The other three cybersecurity initiatives funded by the EU are ECHO, SPARTA, and Cybersecurity for Europe.

 

Collaboration and awareness are key to cybersecurity success

Cybersecurity collaboration and consortiums of this nature are vital to the fight against cybercrime, improving cybersecurity and preventing data breaches. Individual cybersecurity companies and those companies taking the brunt of cyberattacks can learn from every threat. Sharing threats and responses can mean every business is better protected and that cybersecurity technology is better for everyone. And, with the pace of digital transformation, the development of emerging technologies and the move to the cloud, attack surfaces get broader and threats become greater and more sophisticated daily.

– Engage your staff with scenario-based security awareness training or “In-the-Moment” training.

 

Ericsson joins CONCORDIA and aims to confront new threats from 5G and IoT development

One particular threat on the agenda of CONCORDIA is the development of 5G networks and the resulting growth of IoT device deployment. A key collaborator, Ericsson, has shared this week why it has joined the consortium “which has a mission to establish an EU-integrated cybersecurity ecosystem for digital sovereignty in Europe.”

Ericsson joined CONCORDIA last year and is now “working proactively on many levels to maintain and develop the security and reliability of telecom networks.” With CONCORDIA and a number of mobile network operators Ericsson is developing a “telco threat intelligence platform” and pilot that uses artificial intelligence and machine learning for “detecting, sharing and exchanging threats in 5G networks, and enable intelligent processing of ML/AI threat information and privacy-preserving ML/AI.” Ericsson adds:

“This major pilot is being launched to address the cybersecurity questions that will inevitably arise – from both a political and technological perspective – as our society becomes increasingly digitalized and connected.”

5G and the development of widescale IoT usage is a very serious new cybersecurity threat. Ericsson writes:

“5G will enable massive deployment of IoT networks, potentially inviting large-scale attacks which naturally need to be prevented. Hence, one of Ericsson’s main interests in CONCORDIA is researching machine learning (ML)-assisted technical solutions for efficient prevention and detection of malware and botnets in mobile networks.”

In a 5G network, as in corporate networks, malware and botnets can “roam” so “real-time data including threat intelligence information needs to be shared between telco companies so others can take proactive measures against attacks.”

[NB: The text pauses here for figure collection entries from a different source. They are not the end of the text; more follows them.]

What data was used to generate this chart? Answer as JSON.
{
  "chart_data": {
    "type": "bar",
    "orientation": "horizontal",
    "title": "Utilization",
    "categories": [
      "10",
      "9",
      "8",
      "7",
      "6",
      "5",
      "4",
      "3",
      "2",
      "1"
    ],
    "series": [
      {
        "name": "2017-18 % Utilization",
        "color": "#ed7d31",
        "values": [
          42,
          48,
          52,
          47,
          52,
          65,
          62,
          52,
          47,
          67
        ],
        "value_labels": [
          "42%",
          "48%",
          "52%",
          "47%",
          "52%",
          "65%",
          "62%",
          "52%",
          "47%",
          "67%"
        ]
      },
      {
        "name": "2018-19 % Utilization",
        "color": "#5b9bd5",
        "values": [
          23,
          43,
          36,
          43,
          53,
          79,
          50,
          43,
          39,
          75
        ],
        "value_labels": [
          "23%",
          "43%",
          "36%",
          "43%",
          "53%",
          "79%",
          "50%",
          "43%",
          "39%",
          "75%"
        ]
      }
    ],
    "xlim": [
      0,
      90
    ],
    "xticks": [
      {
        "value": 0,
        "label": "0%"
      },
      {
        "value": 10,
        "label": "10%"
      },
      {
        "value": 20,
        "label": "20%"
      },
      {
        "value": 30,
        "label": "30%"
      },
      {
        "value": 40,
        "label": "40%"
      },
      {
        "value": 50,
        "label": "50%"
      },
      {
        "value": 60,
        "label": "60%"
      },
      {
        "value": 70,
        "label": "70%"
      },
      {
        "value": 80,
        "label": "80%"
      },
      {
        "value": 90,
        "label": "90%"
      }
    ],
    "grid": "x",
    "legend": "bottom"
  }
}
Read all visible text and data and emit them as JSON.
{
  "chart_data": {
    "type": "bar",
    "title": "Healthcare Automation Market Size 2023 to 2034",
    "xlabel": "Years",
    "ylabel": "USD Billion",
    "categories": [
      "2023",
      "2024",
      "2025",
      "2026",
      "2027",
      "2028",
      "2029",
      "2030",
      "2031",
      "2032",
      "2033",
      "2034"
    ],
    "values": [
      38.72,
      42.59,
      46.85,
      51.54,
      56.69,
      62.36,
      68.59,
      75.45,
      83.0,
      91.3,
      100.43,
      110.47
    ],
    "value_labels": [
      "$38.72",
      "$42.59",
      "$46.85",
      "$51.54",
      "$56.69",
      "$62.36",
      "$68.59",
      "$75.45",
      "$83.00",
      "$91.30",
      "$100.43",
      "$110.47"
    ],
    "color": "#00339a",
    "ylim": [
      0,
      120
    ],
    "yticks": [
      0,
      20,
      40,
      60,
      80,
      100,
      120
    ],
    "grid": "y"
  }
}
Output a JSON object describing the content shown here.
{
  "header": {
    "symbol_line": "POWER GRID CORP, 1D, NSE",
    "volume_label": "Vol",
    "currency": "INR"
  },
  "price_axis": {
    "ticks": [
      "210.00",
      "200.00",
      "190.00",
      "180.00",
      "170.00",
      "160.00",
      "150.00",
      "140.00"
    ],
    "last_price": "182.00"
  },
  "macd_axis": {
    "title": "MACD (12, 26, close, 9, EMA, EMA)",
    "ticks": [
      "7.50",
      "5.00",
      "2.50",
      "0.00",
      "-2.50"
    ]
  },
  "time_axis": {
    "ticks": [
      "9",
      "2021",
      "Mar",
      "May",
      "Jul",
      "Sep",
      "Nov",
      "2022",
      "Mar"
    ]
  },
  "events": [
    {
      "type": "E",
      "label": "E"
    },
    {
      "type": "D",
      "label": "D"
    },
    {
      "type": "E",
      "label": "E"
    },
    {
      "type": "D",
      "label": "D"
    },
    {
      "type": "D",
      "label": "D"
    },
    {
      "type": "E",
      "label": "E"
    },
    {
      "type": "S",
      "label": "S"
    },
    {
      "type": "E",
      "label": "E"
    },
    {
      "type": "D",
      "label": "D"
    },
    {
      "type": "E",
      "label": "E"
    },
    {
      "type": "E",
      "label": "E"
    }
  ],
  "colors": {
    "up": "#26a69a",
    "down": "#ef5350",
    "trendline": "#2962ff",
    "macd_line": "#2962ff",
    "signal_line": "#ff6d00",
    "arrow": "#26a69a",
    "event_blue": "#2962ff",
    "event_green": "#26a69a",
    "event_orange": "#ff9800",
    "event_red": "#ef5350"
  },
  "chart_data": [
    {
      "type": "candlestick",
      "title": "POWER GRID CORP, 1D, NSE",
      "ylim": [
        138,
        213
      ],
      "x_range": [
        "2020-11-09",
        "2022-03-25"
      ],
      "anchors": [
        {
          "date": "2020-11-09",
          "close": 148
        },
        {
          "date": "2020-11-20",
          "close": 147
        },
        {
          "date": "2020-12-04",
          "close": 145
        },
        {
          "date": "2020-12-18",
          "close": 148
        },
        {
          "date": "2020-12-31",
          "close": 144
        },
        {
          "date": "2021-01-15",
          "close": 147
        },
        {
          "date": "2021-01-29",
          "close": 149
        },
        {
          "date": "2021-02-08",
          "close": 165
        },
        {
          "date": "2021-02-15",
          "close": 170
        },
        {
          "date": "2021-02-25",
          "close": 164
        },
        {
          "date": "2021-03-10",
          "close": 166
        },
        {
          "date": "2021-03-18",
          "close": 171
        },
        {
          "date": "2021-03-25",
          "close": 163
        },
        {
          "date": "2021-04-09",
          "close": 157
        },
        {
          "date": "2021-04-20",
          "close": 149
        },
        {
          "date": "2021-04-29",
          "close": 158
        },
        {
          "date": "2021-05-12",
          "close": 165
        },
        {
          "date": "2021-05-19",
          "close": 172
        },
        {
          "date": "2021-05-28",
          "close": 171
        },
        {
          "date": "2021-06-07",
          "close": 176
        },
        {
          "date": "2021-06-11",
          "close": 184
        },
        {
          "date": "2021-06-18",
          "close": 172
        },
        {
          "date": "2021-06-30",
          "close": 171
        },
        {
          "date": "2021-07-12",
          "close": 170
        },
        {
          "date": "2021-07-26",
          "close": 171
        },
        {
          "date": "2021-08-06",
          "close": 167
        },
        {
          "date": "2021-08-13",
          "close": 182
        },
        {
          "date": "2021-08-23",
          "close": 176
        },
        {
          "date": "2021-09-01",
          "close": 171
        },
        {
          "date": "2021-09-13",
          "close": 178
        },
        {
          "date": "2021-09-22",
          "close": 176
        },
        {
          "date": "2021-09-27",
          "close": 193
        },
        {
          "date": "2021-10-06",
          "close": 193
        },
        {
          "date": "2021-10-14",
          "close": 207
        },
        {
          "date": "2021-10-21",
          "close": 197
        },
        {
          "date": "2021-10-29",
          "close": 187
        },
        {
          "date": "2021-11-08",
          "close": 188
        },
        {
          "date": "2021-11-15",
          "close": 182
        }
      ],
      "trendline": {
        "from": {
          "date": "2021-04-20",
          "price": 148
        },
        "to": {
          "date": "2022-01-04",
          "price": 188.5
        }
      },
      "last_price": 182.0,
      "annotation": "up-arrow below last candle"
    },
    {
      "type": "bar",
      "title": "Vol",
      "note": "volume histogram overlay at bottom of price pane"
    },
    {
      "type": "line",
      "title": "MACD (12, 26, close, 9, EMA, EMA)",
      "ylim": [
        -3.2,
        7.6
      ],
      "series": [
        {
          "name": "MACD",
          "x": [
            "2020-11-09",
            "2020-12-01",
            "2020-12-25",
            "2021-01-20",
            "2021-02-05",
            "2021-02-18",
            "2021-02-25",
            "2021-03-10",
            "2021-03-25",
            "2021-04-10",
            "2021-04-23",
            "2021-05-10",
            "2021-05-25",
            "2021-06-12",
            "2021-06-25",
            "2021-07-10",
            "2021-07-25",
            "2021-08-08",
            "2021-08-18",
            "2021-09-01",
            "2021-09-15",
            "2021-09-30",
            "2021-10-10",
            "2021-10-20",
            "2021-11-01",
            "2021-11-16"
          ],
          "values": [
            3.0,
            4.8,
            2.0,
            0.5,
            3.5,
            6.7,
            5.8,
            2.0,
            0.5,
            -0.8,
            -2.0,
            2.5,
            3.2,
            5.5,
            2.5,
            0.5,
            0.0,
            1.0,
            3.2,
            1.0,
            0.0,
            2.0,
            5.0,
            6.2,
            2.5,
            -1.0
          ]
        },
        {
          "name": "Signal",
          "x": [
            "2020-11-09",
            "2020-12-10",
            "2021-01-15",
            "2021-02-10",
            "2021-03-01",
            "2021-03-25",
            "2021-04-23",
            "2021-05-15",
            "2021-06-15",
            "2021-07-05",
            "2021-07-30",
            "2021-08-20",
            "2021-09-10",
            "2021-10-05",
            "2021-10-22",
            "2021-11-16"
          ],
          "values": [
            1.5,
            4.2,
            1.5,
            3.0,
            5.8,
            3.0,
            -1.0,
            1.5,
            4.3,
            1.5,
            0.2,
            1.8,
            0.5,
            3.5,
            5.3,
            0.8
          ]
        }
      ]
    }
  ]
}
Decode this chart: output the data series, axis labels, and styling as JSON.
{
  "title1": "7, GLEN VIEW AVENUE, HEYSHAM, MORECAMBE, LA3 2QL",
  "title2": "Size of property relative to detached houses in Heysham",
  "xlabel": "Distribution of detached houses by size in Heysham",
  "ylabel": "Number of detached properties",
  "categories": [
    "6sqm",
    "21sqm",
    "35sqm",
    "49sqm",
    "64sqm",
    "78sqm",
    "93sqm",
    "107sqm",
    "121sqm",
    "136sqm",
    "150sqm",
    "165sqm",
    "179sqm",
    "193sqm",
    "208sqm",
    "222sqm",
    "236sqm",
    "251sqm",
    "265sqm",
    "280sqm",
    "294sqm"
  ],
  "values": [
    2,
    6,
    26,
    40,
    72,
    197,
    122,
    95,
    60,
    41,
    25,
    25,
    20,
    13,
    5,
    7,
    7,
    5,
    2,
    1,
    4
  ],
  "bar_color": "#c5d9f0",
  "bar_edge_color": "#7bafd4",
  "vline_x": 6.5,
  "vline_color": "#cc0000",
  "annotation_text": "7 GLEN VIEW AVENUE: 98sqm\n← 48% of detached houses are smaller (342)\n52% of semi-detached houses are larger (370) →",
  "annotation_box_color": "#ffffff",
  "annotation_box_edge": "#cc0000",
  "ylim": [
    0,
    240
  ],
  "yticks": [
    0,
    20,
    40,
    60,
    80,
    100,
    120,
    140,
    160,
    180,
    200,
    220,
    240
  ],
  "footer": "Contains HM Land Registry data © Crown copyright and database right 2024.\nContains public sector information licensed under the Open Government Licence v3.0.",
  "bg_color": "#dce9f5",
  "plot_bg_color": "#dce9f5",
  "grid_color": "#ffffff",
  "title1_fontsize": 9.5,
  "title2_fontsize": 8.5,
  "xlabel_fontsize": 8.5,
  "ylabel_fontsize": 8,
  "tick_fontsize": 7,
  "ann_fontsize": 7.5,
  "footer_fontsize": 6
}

The telco collaboration will also investigate how to process Indicator of Compromise (IoC) data that is shared by Cyber Threat Intelligence (CTI) platforms in order to disseminate the information and deploy it quickly for the right industry. Telecommunications systems threats may be different to banking threats, for example. The pilot also aims to aid a move to data privacy and reduce data breaches, it adds:

“The telco pilot also considers cases where service/content providers collect information in violation to privacy legislations like GDPR e.g. without user consent. Information about such service/content providers could be rapidly propagated via CTI platforms so that consumers or privacy agents can take measures to prevent information from being leaked.”

Ericsson and its telco project partners have chosen to use CTI platform MISP, which is financed by the EU, to develop its “European Threat Intelligence Pilot” which will share telco threat intelligence. There are similar pilots planned for the financial and insurance sectors.